Repealing FCC’s privacy rules: A serious blow to privacy, cybersecurity
On Sunday, two days before the Tuesday vote in the House to kill the FCC’s browsing privacy rules, Peter Eckersley, the Chief Computer Scientist for the Electronic Frontier Foundation, and Jeremy Gillula, EFF’s Senior Staff Technologist, posted the following notes on the EFF’s Deeplinks Blog:
Five ways cybersecurity will suffer if Congress repeals the FCC privacy rules
Back in October of 2016, the Federal Communications Commission passed some pretty awesome rules that would bar your Internet provider from invading your privacy. The rules would keep Internet providers like Comcast and Time Warner Cable from doing things like selling your personal information to marketers, inserting undetectable tracking headers into your traffic, or recording your browsing history to build up a behavioral advertising profile on you—unless they got your permission first. The rules were a huge victory for U.S. Internet users who value their privacy.
But last Thursday [23 March], Republicans in the Senate voted to repeal those rules. If the House of Representatives votes the same way [which the House did, on 28 march] and the rules are repealed, it’s pretty obvious that the results for Americans’ privacy will be disastrous.
But what many people don’t realize is that Americans’ cybersecurity is also at risk. That’s because privacy and security are two sides of the same coin: privacy is about controlling who has access to information about you, and security is how you maintain that control. You usually can’t break one without breaking the other, and that’s especially true in this context. To show how, here are five ways repealing the FCC’s privacy rules will weaken Americans’ cybersecurity.
Risk #1: Snooping on traffic (and creating new targets for hackers)

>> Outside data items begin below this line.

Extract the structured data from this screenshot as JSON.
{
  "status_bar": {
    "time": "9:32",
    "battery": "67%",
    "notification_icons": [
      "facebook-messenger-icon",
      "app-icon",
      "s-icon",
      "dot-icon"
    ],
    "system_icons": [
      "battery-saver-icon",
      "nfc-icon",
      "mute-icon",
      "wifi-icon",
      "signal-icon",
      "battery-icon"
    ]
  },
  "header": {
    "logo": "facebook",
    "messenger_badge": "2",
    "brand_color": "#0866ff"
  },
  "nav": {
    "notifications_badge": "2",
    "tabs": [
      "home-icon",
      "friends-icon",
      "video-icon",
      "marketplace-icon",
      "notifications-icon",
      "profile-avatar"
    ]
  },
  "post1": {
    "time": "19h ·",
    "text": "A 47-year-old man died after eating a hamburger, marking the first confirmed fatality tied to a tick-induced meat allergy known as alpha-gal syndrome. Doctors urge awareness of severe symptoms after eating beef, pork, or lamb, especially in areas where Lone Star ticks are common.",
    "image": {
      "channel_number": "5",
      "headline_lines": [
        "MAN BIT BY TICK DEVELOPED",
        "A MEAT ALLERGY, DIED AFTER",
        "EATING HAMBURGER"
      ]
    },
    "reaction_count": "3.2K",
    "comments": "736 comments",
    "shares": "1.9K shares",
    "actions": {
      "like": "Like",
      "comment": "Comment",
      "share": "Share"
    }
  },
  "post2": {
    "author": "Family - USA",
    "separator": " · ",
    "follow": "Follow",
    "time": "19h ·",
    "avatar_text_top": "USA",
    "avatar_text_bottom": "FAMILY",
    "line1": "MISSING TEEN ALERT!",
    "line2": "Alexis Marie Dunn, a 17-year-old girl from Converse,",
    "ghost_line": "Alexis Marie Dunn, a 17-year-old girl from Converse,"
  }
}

In order for Internet providers to make money off your browsing history, they first have to collect that information—what sort of websites you’re browsing, metadata about whom you’re talking to, and maybe even what search terms you’re using. Internet providers will also need to store that information somewhere, in order to build up a targeted advertising profile of you. So where’s the cybersecurity risk?